結婚したらチーム追放…世界のサッカークラブで「最も熱いライバル関係」は
FIFAワールドカップカタール2022(カタールW杯)が、11月21日ついに開幕した。日本代表はドイツ、コスタリカ、スペインと同じグループEに所属しており初戦のドイツ戦では2-1の逆転勝利、27日の第2戦でコスタリカと対戦する。
ブエノスアイレス生まれのサッカー・ジャーナリストであるルチアーノ・ウェルニッケ氏の著書『サッカーはなぜ11人対11人で戦うのか?』(訳・桑田健)が話題だ。
競技の歴史から信じられないような珍事まで網羅した同書は、南米、欧州、中東、北米、アジア……世界中で読まれている。今回の記事では、「69:世界で最も熱いライバル関係?」「75:最も多くの選手がレッドカードを受けた試合は?」の項を紹介する(以下、同書より一部編集のうえ抜粋)。
69:世界で最も熱いライバル関係?
権威あるイギリスの雑誌『フォーフォーツー』の記事によると、世界のサッカー界で最も激しいダービーマッチは、アルゼンチンの強豪リーベル・プレートとボカ・ジュニアーズの「スペールクラシコ」だという。同じ国のふたつのクラブによる世界で最も熱い50の顔合わせを分析したその記事では上位10組まであげられている。

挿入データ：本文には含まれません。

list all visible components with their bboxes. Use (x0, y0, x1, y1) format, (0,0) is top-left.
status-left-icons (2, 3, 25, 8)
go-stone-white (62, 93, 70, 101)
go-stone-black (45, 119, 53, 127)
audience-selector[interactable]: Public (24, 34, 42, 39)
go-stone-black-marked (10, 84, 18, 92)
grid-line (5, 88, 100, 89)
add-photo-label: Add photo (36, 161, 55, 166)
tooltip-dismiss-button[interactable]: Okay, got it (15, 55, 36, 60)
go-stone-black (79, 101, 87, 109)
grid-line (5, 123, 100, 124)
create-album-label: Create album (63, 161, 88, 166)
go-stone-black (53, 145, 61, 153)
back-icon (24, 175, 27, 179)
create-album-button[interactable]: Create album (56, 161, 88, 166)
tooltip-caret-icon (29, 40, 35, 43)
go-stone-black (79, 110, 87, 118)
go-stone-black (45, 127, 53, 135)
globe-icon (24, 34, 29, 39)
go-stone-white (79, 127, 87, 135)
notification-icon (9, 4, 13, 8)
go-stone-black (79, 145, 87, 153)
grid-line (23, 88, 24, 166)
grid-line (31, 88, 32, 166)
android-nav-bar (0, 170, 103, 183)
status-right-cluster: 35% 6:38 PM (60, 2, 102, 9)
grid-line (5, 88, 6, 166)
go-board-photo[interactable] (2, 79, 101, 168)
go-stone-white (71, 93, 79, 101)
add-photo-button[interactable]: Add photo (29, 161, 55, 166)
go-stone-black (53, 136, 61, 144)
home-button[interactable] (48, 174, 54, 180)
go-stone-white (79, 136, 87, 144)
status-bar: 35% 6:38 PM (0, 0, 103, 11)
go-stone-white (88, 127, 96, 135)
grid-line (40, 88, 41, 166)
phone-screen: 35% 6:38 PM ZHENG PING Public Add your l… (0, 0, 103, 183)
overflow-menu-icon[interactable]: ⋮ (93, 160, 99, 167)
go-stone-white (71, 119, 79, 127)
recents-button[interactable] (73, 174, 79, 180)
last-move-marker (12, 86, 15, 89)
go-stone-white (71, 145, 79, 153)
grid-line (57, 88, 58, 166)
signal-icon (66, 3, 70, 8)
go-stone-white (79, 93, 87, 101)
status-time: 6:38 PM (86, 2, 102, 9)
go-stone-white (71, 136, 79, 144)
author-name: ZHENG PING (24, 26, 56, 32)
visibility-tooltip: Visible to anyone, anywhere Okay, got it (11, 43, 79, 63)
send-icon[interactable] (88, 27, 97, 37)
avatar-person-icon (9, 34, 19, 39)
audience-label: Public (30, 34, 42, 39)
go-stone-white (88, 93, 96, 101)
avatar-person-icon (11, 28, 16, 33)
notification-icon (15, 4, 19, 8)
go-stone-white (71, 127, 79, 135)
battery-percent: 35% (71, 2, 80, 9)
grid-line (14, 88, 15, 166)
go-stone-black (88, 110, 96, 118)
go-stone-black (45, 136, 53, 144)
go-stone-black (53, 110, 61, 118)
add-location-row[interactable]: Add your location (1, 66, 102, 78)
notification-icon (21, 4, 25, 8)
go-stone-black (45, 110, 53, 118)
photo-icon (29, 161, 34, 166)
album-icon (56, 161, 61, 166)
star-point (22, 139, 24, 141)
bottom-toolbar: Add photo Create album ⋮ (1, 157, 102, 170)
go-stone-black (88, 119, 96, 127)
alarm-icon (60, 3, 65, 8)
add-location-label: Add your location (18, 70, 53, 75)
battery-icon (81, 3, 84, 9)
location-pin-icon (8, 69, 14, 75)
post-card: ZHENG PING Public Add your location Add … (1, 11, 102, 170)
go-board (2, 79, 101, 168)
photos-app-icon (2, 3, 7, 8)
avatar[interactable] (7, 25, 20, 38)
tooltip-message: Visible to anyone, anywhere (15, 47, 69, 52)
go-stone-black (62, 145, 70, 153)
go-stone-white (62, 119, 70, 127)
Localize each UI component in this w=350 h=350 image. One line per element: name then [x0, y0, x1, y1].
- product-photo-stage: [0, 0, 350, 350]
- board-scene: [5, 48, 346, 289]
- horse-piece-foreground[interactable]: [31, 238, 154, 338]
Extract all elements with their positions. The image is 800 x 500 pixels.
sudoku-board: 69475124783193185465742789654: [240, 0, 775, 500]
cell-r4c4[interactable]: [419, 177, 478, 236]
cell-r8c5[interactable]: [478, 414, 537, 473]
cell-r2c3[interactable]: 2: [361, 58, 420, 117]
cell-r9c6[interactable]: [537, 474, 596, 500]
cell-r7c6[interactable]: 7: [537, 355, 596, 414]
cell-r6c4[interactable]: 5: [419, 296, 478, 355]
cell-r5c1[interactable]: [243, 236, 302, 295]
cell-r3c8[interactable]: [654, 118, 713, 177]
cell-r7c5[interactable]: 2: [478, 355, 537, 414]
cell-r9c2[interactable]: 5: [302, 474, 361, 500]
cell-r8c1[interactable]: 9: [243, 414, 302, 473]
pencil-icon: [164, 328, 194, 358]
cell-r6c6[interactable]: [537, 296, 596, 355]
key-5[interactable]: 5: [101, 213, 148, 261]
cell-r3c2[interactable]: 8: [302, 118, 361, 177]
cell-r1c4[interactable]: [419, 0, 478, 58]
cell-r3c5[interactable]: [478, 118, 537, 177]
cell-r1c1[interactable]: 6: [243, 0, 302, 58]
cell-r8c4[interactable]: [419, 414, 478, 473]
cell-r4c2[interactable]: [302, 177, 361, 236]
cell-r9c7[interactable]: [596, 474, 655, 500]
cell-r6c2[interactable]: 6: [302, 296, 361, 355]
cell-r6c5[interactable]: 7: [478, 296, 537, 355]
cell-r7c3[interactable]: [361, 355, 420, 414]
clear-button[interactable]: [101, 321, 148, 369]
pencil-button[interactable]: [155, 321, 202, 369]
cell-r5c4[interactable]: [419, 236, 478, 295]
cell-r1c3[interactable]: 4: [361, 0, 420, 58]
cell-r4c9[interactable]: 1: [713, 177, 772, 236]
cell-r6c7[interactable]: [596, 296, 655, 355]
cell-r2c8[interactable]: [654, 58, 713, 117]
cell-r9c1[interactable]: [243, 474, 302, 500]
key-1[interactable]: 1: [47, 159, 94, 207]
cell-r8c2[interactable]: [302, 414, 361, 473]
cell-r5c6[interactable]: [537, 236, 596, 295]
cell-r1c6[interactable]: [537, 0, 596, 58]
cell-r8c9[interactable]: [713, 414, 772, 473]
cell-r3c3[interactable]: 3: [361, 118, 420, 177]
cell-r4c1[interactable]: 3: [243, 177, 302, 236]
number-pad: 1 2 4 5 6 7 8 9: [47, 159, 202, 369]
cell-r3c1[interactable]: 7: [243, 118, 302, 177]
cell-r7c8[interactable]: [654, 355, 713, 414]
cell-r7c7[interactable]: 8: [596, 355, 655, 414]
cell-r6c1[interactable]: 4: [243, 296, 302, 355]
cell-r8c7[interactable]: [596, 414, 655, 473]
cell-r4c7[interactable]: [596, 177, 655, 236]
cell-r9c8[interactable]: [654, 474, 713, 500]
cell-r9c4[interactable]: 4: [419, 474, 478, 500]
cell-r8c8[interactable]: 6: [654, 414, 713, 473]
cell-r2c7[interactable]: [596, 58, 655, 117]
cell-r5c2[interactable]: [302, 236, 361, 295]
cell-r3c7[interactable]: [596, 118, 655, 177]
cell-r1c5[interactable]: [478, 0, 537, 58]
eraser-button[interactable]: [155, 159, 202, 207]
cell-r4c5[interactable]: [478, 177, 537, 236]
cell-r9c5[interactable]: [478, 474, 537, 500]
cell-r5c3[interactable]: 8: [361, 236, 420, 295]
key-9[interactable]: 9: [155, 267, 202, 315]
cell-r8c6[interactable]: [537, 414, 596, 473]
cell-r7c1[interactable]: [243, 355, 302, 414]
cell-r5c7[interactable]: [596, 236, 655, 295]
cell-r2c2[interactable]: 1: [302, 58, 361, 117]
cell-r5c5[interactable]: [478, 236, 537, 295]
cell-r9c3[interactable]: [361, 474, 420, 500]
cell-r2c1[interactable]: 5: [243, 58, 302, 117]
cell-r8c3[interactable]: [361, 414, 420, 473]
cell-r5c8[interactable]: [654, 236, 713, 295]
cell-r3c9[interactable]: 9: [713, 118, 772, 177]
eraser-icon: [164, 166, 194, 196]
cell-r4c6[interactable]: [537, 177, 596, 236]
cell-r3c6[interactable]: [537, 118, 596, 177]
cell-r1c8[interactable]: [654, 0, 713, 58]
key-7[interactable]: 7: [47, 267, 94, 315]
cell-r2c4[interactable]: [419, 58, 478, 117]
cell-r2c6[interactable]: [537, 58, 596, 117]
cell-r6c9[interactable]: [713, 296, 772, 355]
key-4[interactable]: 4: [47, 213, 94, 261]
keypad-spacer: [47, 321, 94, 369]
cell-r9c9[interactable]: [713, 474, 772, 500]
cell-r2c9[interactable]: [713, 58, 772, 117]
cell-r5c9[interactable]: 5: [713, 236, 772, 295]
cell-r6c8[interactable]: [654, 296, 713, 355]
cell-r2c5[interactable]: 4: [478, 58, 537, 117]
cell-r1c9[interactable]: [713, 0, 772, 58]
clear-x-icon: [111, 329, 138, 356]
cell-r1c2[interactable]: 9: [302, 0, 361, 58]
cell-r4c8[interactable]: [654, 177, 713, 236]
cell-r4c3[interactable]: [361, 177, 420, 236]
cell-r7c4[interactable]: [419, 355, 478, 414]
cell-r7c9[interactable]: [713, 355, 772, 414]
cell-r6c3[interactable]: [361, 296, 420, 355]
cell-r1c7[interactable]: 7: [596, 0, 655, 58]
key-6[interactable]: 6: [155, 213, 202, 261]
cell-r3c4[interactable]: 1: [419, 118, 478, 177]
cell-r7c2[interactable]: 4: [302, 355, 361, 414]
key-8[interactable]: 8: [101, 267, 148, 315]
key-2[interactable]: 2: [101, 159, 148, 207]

2位以下はレアル・マドリードとバルセロナ(スペイン)、セルティックとレンジャーズ(スコットランド)、ナシオナルとペニャロール(ウルグアイ)、ローマとラツィオ(イタリア)、フェネルバフチェとガラタサライ(トルコ)、リヴァプールとマンチェスター(イングランド)、グレミオとインテルナシオナル(ブラジル)、ボルシア・ドルトムントとシャルケ04(ドイツ)、アル・アハリとザマレク(エジプト)となっている。
順位はチームの人気、ファン同士の争いの歴史、選手間の事件に基づいて作成された。このイギリスの雑誌が選出した50組にはある特別な組み合わせが抜けている。その関係に遺恨と嫌悪しかないドイツのふたつのクラブで、2022年~2023年のシーズンをブンデスリーガの2部で迎えるFCニュルンベルクとシュピールフェアアイニグング・グロイター・フュルト(通称グロイター・フュルト)だ。
ニュルンベルクとグロイター・フュルト
ニュルンベルクの本拠地マックス・モーロック・スタジアムと、グロイター・フュルトのシュポルトパルク・ロンホフは10キロしか離れておらず、互いに公言している相手に対する嫌悪感は身の毛もよだつほどだ。
1924年4月21日、オランダとの親善試合のためアムステルダムに向かったドイツチームは、ニュルンベルク(その年のドイツサッカー選手権に優勝)とグロイター・フュルト(前のシーズンのサウスリーグ優勝チーム)の選手だけで構成されていた。
両クラブの選手間の関係は非常に悪かったため、列車での移動の際に赤と黒を基調とするユニフォームのニュルンベルクの5選手(ハイナー・ストゥルファウス、アントン・クグラー、ハンス・カルブ、ハンス・シュミット、ハインリッヒ・トレッグ)は、緑のユニフォームのグロイター・フュルトの6選手(ヨーゼフ・ミュラー、ハンス・ハーゲン、カール・アウアー、アンドレアス・フランツ、レオンハルト・サイデラー、ウィリー・アシェール)とは別の車両を使用した。